Two of his distant cousins, junior textiles technology major Carter Rutherfurd and freshman business major Joe Hyde, both of Greensboro, have similar thoughts now that they know more about their family’s history at NC State.

Rutherfurd has been on campus for two years and has heard stories from her grandmother, Natalie Freeman, the only surviving offspring of stadium namesakes Nick and Harry Carter’s six children.

carter nick embed
Wilbert J. “Nick” Carter

“My grandmother was here for the stadium’s dedication 50 years ago,” says Rutherford, great granddaughter of Harry Carter. “When I started talking about coming to NC State a few years ago, she was thrilled and started telling me all these stories about our family.”

Hyde got a quick education about the stadium last fall, when he was the backup quarterback for the Greensboro Page High School football team, which played for a North Carolina High School Athletic Association championship at Carter-Finley Stadium.

“For me, it was kind of cool because the first time I ever went to the stadium, I played a game there,” Hyde says. “Now, I’ve been to every home game this season. It’s a little weird that the stadium is named for someone in my family.”

As predicted when the stadium opened 50 years ago, the Carter name has been tied to Wolfpack football for a half-century. So has the name of Raleigh philanthropist A.E. Finley, whose name adorned the original fieldhouse when it opened in 1966 and was added to the stadium in 1979.

“The names of Finley and the Carters will be repeated by writers, sportscasters and fans thousands of times in future years,” said the stadium dedication program from Oct. 8, 1966. “Already, ‘Carter Stadium’ and ‘Finley Fieldhouse’ have become common public currency as fans have anticipated their openings.”

While Finley’s foundation was a frequent contributor to athletics programs at NC State and other area schools, the Carters were more immersed in North Carolina’s textiles industry and with the NC State College School of Textiles (as it was known in the 1960s) than they were in football.

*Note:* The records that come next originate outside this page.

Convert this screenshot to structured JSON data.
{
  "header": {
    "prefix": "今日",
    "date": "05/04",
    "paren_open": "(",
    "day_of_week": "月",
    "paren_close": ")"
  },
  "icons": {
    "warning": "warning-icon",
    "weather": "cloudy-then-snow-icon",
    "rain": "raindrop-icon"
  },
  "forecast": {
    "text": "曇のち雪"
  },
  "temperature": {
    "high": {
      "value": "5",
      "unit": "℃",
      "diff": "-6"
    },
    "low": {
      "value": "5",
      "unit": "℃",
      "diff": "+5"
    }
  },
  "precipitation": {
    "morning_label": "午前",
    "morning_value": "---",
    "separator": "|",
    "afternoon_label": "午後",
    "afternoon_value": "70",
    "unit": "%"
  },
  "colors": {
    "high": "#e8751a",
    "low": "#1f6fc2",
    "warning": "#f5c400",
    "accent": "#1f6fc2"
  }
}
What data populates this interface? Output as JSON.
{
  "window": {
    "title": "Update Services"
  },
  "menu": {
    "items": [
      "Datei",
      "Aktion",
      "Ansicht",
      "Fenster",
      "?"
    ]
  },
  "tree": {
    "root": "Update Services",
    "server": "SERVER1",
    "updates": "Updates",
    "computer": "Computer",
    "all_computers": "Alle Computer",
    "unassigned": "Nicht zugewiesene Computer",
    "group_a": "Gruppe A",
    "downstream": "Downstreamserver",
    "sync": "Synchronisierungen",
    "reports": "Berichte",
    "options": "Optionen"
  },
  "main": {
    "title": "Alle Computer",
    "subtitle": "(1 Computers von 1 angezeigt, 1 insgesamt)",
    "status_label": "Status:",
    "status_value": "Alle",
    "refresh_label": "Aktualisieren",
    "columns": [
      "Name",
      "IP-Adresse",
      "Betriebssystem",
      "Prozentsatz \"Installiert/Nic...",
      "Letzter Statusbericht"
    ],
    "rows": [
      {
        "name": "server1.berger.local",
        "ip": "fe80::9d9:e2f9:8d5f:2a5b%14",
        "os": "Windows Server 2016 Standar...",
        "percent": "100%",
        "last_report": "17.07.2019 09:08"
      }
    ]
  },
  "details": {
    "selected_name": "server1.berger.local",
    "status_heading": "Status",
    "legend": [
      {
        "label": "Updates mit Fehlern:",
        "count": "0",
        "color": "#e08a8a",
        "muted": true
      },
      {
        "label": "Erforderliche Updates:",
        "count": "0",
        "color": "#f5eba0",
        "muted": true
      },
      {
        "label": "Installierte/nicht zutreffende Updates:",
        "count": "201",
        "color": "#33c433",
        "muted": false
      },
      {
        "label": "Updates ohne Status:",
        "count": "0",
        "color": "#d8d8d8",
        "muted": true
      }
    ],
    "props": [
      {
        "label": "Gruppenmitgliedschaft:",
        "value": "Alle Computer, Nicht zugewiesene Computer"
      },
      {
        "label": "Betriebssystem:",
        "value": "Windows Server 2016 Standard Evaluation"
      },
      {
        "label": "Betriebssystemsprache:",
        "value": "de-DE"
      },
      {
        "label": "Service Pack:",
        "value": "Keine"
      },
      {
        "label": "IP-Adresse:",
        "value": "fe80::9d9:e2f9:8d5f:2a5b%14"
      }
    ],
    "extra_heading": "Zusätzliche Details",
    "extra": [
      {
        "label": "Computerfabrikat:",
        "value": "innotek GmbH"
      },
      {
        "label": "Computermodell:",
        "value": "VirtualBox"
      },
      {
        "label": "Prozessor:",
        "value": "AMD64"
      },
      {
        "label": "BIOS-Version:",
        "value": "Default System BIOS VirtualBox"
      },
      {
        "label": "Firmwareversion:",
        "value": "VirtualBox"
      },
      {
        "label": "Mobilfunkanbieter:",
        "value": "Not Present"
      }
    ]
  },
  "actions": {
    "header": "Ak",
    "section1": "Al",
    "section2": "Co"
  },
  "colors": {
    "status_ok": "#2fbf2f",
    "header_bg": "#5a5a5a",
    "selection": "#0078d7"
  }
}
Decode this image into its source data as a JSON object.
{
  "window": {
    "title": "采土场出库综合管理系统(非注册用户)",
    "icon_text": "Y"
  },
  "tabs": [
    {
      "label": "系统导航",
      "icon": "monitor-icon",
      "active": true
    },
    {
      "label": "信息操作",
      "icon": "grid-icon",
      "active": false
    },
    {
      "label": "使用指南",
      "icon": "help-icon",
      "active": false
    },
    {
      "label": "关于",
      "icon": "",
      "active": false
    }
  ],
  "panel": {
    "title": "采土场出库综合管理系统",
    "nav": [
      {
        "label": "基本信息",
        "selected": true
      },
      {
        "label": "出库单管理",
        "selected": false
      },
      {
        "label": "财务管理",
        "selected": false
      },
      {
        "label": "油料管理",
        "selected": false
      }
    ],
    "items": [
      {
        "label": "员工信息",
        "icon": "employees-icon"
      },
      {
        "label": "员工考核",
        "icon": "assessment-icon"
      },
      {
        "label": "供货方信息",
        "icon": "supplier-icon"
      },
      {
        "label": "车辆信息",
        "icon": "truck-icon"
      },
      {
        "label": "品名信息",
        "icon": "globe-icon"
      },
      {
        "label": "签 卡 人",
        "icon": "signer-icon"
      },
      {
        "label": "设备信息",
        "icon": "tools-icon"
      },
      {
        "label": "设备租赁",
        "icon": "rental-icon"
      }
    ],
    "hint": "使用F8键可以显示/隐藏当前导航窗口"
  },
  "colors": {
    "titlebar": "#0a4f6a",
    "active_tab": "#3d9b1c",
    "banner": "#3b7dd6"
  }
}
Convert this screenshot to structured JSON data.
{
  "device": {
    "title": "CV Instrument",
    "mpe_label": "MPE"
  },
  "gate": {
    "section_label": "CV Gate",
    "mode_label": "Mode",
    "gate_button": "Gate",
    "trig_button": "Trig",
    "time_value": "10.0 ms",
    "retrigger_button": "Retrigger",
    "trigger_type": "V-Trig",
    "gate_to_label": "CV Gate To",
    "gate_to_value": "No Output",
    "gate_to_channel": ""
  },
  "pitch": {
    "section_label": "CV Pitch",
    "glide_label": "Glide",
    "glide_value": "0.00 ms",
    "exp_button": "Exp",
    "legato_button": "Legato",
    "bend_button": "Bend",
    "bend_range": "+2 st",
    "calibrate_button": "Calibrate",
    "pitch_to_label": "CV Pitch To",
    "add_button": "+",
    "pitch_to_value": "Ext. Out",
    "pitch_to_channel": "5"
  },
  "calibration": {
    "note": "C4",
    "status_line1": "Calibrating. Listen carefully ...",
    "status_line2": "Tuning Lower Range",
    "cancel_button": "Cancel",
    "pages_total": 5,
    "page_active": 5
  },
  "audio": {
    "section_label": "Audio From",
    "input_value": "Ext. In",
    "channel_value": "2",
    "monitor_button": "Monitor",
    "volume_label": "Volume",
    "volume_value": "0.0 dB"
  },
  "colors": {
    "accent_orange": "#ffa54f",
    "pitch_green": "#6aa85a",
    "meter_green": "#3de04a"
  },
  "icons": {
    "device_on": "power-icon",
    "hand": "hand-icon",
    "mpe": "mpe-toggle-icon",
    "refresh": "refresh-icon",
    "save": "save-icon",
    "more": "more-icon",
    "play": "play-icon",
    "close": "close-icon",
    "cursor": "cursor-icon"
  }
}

In fact, Wilbert J. “Nick” Carter (’24) and Harry C. Carter (’32), natives of Wallace, North Carolina, were owners of their own fabrics company and longtime executives of N.C. textiles giant J.P. Stevens. Nick Carter was a founding member and first president of the North Carolina Textiles Foundation, which provides more than 100 annual scholarships to NC State students.

Since its inception more than seven decades ago, the NCTF has funded more than $35 million for faculty and staff development, innovative scholarship programs, faculty and student recruitment and other unique programs that help young graduates meet the needs of a rapidly changing, highly technical industry.

Harry C. Carter
Harry C. Carter

The Carter family, through another foundation the brothers began after their retirement from the textiles industry, still sponsors two annual scholarships for the College of Textiles, meaning generations of students still benefit from their long-ago gift.

This weekend, in conjunction with the celebration of Carter-Finley Stadium’s 50th anniversary, all the branches from the Carter family tree will return to Raleigh for Saturday’s noon NC State-Notre Dame football game. More than 100 descendants have tickets in a section of the stadium that bears the family name, including three great-grandchildren who are currently enrolled at NC State.

On Friday, nearly three dozen family members will tour the College of Textiles to see the evolution of the work the Carter brothers did as pioneers in man-made fibers, rayon and synthetic acetate.

“My grandfather and his brother were not athletes, to be honest,” says Nick Carter’s granddaughter Anne Carlson of Greensboro. “Their passion was with textiles and the textiles school and what they could do to make it a great, great place for textiles education.

“It seems to me like that is exactly what it is.”